Por este tipo de expresiones, en un comienzo los lectores del diario La Nación se enojaban y le escribían a Liniers diciendo "esto es una estupidez".

-Es que el chiste con remate no me sale. Lo mío es mucho más simple que eso. Si me interesó una idea y me parece lo suficientemente extraña y no le encuentro un remate buenísimo, poner uno malo para que cumpla la regla de "cómo es un chiste" no me interesa. A mí siempre me gustó el cine, la literatura, y... qué se yo... Ves a Chaplin y te para un montón de veces en un lugar donde quieres reírte y llorar al mismo tiempo. Y esa emoción es fuertísima. Y leí su autobiografía y decía eso: si en algún momento le haces sentir a alguien esa sensación de felicidad y tristeza al mismo tiempo, esa tormenta emocional tan grande, esa persona te va a querer el resto de su vida. Lo conmoviste. Eso es lo que importa.

"Chaplin es algo... Es como Quino, como Bob Dylan, como John Lennon, como John Steinbeck: esa clase de gente de la que aprendí una moral y una manera de ver el mundo. En Chaplin, por ejemplo, no hay 'chimpún'. Hay una confianza en el espectador. Él cierra la historia en su cabeza, lo que incluye el riesgo de que a alguien no le guste lo que haces. O no lo entienda. Pero no me ofende".

-No estaría mal que te ofenda.

-Es que hay algo muy puntual con el arte y el entretenimiento: todo el mundo se siente, y me incluyo, con derecho a alabar y denostar según los gustos personales. Es algo dictatorial y superfacho que tenemos. Cuando te paras y dices: "Cristián Castro canta como un perro", está bien, es tu opinión, pero hay un montón de gente a la que le cabe Cristián Castro. Todos tenemos el pequeño dictador adentro y por algún motivo eso está aceptado en cuestiones culturales. Entonces me parece bien cuando la ligo yo.

-¿Ninguna crítica te molesta?

-Lo que quizás hasta hace un tiempo me molestaba un poco era sentir que tienes que estar revalidando el título todo el tiempo.

A lo largo de esos ocho años, Liniers hizo no solo historietas diarias. Publicó 10 libros que hoy se venden en buena parte de América y Europa; armó junto a Angie Erhart del Campo -su esposa, abogada y escritora- la editorial Común, con la que publica a dibujantes poco difundidos en América Latina; hizo el arte de tapa de cinco discos (entre ellos La lengua popular, de Andrés Calamaro); protagoniza Eléctrica una serie de televisión desopilante producida por la Universidad Tres de Febrero (que puede verse íntegra en la página http://un3.tv/episodios/electrica-01/) y vive haciendo giras con recitales junto a Kevin Johansen.
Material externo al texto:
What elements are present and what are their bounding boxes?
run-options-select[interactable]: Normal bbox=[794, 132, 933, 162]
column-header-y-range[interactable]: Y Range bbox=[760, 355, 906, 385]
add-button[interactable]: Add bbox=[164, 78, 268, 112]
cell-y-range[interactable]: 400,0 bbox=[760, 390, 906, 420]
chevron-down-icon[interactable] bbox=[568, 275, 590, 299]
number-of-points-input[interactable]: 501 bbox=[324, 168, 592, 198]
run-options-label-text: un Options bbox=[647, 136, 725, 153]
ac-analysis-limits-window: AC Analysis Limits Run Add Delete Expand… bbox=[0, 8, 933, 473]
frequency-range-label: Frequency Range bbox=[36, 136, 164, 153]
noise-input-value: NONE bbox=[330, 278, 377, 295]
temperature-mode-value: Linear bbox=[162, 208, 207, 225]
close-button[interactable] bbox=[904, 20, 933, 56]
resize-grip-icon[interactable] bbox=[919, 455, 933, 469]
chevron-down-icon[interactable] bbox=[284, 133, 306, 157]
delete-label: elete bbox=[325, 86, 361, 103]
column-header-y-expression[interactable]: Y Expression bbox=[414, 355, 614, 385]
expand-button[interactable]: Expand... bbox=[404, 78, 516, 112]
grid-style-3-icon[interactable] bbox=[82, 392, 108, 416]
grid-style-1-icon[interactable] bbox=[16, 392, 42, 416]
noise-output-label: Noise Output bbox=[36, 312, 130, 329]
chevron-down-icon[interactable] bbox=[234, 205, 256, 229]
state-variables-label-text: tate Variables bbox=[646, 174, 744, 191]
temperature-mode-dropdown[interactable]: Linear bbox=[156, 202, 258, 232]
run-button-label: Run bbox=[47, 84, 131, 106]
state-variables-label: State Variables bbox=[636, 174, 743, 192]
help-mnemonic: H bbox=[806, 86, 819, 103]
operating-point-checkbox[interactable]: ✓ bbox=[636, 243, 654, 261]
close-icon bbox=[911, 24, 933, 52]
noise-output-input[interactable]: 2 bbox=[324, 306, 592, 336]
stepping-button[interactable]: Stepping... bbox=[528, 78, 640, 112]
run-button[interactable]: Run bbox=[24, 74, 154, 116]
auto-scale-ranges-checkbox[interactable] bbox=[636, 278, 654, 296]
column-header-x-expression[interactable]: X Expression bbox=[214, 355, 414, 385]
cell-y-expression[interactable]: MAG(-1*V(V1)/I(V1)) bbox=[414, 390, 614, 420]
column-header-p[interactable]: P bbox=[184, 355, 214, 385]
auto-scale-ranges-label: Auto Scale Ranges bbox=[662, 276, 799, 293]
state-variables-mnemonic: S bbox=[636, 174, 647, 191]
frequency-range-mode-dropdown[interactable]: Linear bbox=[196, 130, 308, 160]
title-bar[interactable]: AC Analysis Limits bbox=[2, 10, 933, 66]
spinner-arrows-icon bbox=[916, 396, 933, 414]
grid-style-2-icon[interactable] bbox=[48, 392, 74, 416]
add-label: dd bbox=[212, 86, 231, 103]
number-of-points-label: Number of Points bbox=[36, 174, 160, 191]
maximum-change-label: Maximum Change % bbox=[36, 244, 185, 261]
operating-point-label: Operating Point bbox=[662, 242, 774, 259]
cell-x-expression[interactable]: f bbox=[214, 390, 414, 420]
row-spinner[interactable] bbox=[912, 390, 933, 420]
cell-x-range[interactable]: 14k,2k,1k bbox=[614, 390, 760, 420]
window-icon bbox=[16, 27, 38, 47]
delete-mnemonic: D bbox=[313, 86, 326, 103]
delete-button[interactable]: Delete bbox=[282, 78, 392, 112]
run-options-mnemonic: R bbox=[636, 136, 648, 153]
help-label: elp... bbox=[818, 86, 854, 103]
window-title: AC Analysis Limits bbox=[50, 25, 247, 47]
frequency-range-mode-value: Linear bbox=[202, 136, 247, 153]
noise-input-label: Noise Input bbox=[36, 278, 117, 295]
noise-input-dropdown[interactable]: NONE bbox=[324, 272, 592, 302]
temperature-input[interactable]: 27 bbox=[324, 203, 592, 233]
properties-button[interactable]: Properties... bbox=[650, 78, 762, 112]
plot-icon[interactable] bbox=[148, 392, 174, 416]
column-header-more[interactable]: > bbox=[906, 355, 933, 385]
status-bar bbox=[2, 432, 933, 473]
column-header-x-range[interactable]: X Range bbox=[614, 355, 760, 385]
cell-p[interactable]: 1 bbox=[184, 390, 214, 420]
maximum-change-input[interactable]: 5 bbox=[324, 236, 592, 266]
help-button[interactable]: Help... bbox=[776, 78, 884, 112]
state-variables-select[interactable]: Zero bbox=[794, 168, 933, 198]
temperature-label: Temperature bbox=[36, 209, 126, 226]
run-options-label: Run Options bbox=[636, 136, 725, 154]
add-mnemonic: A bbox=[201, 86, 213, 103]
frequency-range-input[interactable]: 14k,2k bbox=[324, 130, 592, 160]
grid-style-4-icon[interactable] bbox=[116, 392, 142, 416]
Mientras Kevin canta, Liniers dibuja un mural de 32 metros cuadrados y hasta se anima a tocar la guitarra en algún tema. Algunos de esos shows fueron rescatados en un DVD que tiene, entre el material extra, la posibilidad de ver comprimido en un minuto -a alta velocidad- el trabajo que Liniers dibujó y pintó en dos horas.

-Cuando lo miraba, por un lado me gustaba, pero a la vez tenía una angustia terrible, porque en cámara rápida yo parecía una impresora. Me veía y pensaba: "Pobre pibe, qué necesidad de probarle a la gente que es bueno".

-¿Los artistas prolíficos son inseguros?

-Absolutamente. Mira a Calamaro, haciendo un disco de ochocientas canciones... Cualquier psicólogo diría: "Este tipo está tratando de decir 'miren todas las ideas que tengo". O sea: es un bicho raro el artista. Un bicho que navega entre la inseguridad y el ego.

Liniers sonríe: sus dientes son un relámpago que enciende cosas.

-Y entre esa inseguridad y ese ego, uno trata de decir: "¡Miren, dibujo bien!".

Entonces, a veces, dice Liniers, todos miran.